Aus dem Kroatischen von Alida Bremer. Nach dem erfolglosen Versuch, sich in Berlin zu verwirklichen, kehrt ein junger Schriftsteller in seine kroatische Heimat zurück. Hier verdient er sich seinen Lebensunterhalt als Rezeptionist in einem Hotel, ist aber vor allem darum besorgt, nicht jedes Klischee eines erfolglosen Künstlers zu erfüllen. Strauchelnd zwischen verlorenen Illusionen, zunehmender Gleichgültigkeit und einem älteren Liebhaber, erreicht ihn überraschend eine Nachricht seines Vaters, zu dem er nie eine enge Beziehung aufbauen konnte: Er liegt im Krankenhaus und sieht sich einer lebensbedrohlichen Diagnose ausgesetzt. Doch wie ist eine Annäherung möglich, wenn der eigene Vater seinen Sohn weder verstehen noch akzeptieren kann?
Rezensionsnotiz zu
Deutschlandfunk Kultur, 27.12.2022
Rezensent Roland Zschächner schätzt, wie leichthändig Dino Pešut die "komplexe Gemengelage" der kroatischen Gesellschaft festgehalten habe.

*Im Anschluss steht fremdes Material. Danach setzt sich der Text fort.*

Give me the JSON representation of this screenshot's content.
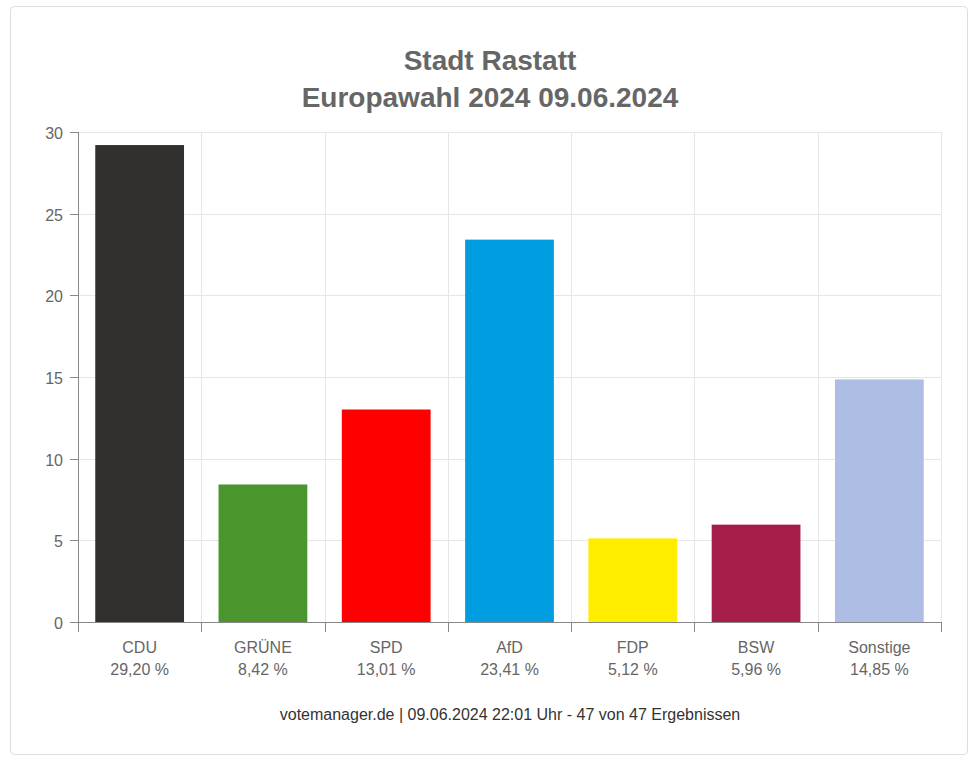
{
  "chart_data": {
    "type": "bar",
    "title": "Stadt Rastatt",
    "subtitle": "Europawahl 2024 09.06.2024",
    "categories": [
      "CDU",
      "GRÜNE",
      "SPD",
      "AfD",
      "FDP",
      "BSW",
      "Sonstige"
    ],
    "values": [
      29.2,
      8.42,
      13.01,
      23.41,
      5.12,
      5.96,
      14.85
    ],
    "value_labels": [
      "29,20 %",
      "8,42 %",
      "13,01 %",
      "23,41 %",
      "5,12 %",
      "5,96 %",
      "14,85 %"
    ],
    "colors": [
      "#32302e",
      "#4a962c",
      "#ff0000",
      "#009ee0",
      "#ffed00",
      "#a51e4a",
      "#aebde4"
    ],
    "data_labels": true,
    "ylim": [
      0,
      30
    ],
    "yticks": [
      0,
      5,
      10,
      15,
      20,
      25,
      30
    ],
    "grid": true,
    "annotations": [
      "votemanager.de | 09.06.2024 22:01 Uhr - 47 von 47 Ergebnissen"
    ]
  }
}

Denn in seinem Buch über einen jungen schwulen Kroatier, der mit finanziellen Sorgen, seinem Schwulsein, dem Verlassenwerden von Freunden und einer schwierigen Beziehung zu seinem Vater zu kämpfen hat, geht es implizit auch immer um die größere gesellschaftliche Entwicklung dieses Landes, analysiert Zschächner; nämlich um den Zerfall von patriarchalen Strukturen, die Traumata der Kriegsheimkehrer, die Emigration vieler junger Menschen. Wie Pešut unaufdringlich von all dem erzähle, in "direkter" Alltagssprache und mit temporeichen Dialogen, findet der Kritiker eindrücklich und "kurzweilig". Ein Buch, das der vermeintlich liberalen "Oberschicht" Kroatiens den Spiegel vorhalte, lobt Zschächner - dass der Roman dort bei allem Lob auch Kritik am offenen Umgang mit Homosexualität erntet, scheint er symptomatisch zu finden.